D’abord : faire sans savoir-faire. Dès lors que l’art est compris depuis Aristote comme production accompagnée de règles, l’art tombe dans l’orbite de la science, définie comme savoir du savoir-faire. Dans les règles de l’art quelque chose s’exécute, au double sens de faire et de faire (re)vivre ce que l’on fait mourir. Dans les règles de l’art, soit dans le cadre du savoir-faire ou de la science, dans ce qui norme ou ce qui fixe, périt ce que l’on (re)produit. Faire sans savoir-faire c’est déjà se mettre hors cadre, en contrebande ou hors champ. C’est déjà par soi défaire le cadre, devenir a-topique, trans-territorial, particule incertaine du point de vue de sa détermination scientifique, sans identité trans-singulière, ou ayant la singularité comme seule identité. Faire sans savoir-faire c’est défaire la belle forme apollinienne qui fonde notre culture en terre grecque, où –en temps et en lieu- s’oublie la primitivité des forces, la primitivité tragique des forces dionysiaques, où s’oublie la vie dans une forme.
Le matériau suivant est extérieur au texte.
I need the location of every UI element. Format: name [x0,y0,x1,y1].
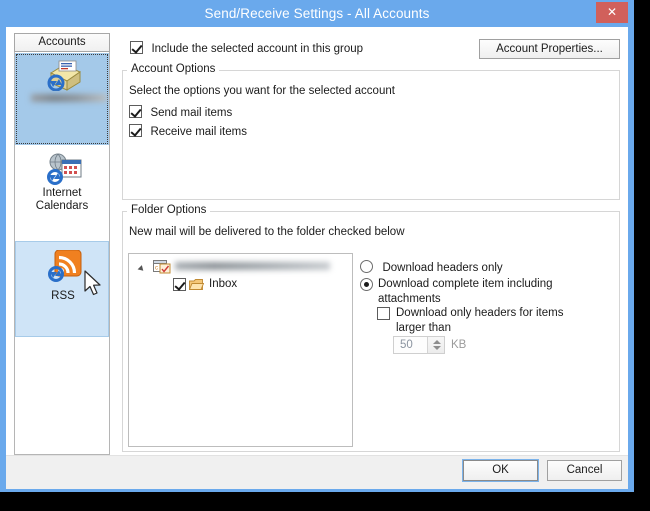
svg-text:c: c [155,266,158,272]
accounts-list[interactable]: Internet Calendars RSS [14,52,110,455]
download-headers-only-radio-button[interactable] [360,260,373,273]
rss-icon [48,250,82,282]
ok-button[interactable]: OK [463,460,538,481]
window-title: Send/Receive Settings - All Accounts [204,6,430,21]
send-mail-items-label: Send mail items [150,107,233,119]
inbox-folder-icon [189,279,204,290]
account-properties-button[interactable]: Account Properties... [479,39,620,59]
account-node-icon: c [153,260,171,274]
sidebar-item-rss-label: RSS [51,290,75,302]
cancel-button[interactable]: Cancel [547,460,622,481]
send-mail-items-checkbox-box[interactable] [129,105,142,118]
download-complete-item-radio[interactable]: Download complete item including attachm… [360,277,553,307]
inbox-label: Inbox [209,278,238,290]
download-complete-item-label-line2: attachments [378,293,441,305]
include-account-checkbox[interactable]: Include the selected account in this gro… [130,39,363,57]
download-complete-item-label-line1: Download complete item including [378,278,553,290]
size-threshold-spinner-buttons[interactable] [427,337,444,353]
close-icon[interactable]: ✕ [596,2,628,23]
download-only-headers-larger-checkbox[interactable]: Download only headers for items larger t… [377,306,563,336]
send-mail-items-checkbox[interactable]: Send mail items [129,103,232,121]
download-headers-only-label: Download headers only [382,262,503,274]
download-only-headers-larger-label-line1: Download only headers for items [396,307,564,319]
dialog-content: Accounts Internet Calendars RSS Include … [6,27,628,489]
stepper-up-icon[interactable] [433,340,441,344]
folder-options-description: New mail will be delivered to the folder… [129,226,405,238]
sidebar-item-rss[interactable]: RSS [15,241,109,337]
size-unit-label: KB [451,339,467,351]
size-threshold-value[interactable]: 50 [400,339,413,351]
account-options-description: Select the options you want for the sele… [129,85,395,97]
account-options-legend: Account Options [127,63,220,75]
screenshot-root: Send/Receive Settings - All Accounts ✕ A… [0,0,650,511]
sidebar-item-internet-calendars[interactable]: Internet Calendars [15,147,109,239]
sidebar-item-internet-calendars-label-line1: Internet [42,187,82,199]
sidebar-item-account[interactable] [15,53,109,145]
size-threshold-stepper[interactable]: 50 [393,336,445,354]
sidebar-item-internet-calendars-label-line2: Calendars [35,200,89,212]
include-account-label: Include the selected account in this gro… [151,43,364,55]
stepper-down-icon[interactable] [433,346,441,350]
sidebar-item-account-label [31,94,107,102]
receive-mail-items-checkbox-box[interactable] [129,124,142,137]
receive-mail-items-checkbox[interactable]: Receive mail items [129,122,247,140]
inbox-checkbox[interactable] [173,278,186,291]
folder-tree-root-label [175,262,330,270]
dialog-window: Send/Receive Settings - All Accounts ✕ A… [0,0,634,492]
expand-collapse-arrow-icon[interactable] [137,265,146,273]
folder-tree[interactable]: c Inbox [128,253,353,447]
download-only-headers-larger-checkbox-box[interactable] [377,307,390,320]
download-only-headers-larger-label-line2: larger than [396,322,451,334]
include-account-checkbox-box[interactable] [130,41,143,54]
send-receive-account-icon [47,60,81,91]
accounts-header: Accounts [14,33,110,52]
receive-mail-items-label: Receive mail items [150,126,247,138]
folder-options-legend: Folder Options [127,204,211,216]
download-headers-only-radio[interactable]: Download headers only [360,258,503,276]
internet-calendars-icon [47,153,82,185]
download-complete-item-radio-button[interactable] [360,278,373,291]
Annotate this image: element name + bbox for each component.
Ensuite : défaire le cadre. Défaire le savoir-faire c’est aussi défaire le lieu, scène de la mise en œuvre, où le lieu est topos à partir duquel s’éternise dans son cadre où dans sa forme, le « Ça a été » qui n’est plus. A la mort du présenté dans sa (re)présentation cadrée, il s’agit d’opposer la déconstruction de la forme. Et d’abord la première, géométrique –du carré ou du rectangle- celle du cadre, forme qui encadre, qui n’envisage qu’en dévisageant, qui arrache la figure au devenir et l’éternise en une forme. La première selon l’essence, forme de toutes formes, ordre de tout ordre : « être dans le cadre » ; d’abord la première qui précède en droit toutes les autres –figuratives ou abstraites. D’abord celle-là. Eclater le cadre, éclat qui n’est ni du sujet ni de l’objet ; qui, comme tout éclat, est cosmos. Eclat de ce dont il est l’éclat, tout le cosmos en un seul coup d’éclat. Alors, dans la transfiguration du cadre repartir des éléments premiers, de la ligne et du cercle, du noir, du blanc et des couleurs primaires.
Enfin : mon nom est Jean Martial-Guilhem et je ne sais pas peindre. Cela ne requiert aucune justification mais suffit à toute prétention. Car d’abord : faire sans savoir-faire…
Moi-même, assommé, ai commencé sans cri. Peut-être avais-je appris à défaire mon savoir-faire primal ...
"Alors, dans la transfiguration du cadre repartir des éléments premiers, de la ligne et du cercle, du noir, du blanc et des couleurs primaires."
Cela n'a-t-il pas déjà été fait (par Malevitch, Kandinsky ou Mondrian) ? Pourquoi le refaire ? La peinture en est morte...
Malévitch n'a plus peint (si ce n'est en "rejouant" son parcours pictural à deux decennies de distance) après son carré blanc, Kandinsky a fini par se noyer dans ses découvertes théoriques, Mondrian s'est perdu dans l'exploration de son monde orthogonal.
Duchamp, le plus malin (à tous les sens du terme) une fois l'oeuvre réduite au concept, a eu l'élégance d'aller jouer aux échecs se moquant bien de toutes ces fadaises artistiques auxquelles il avait coupé les ailes.
Et nos suiveurs conceptualistes et minimalistes encombrent nos FRAC, FIACS et autre Centres d'Art de leurs déchets qui ne signifient qu'une chose, qu'ils ont eu la malchance de naître après Duchamp... alors qu'une seule chose eu compté : être Duchamp.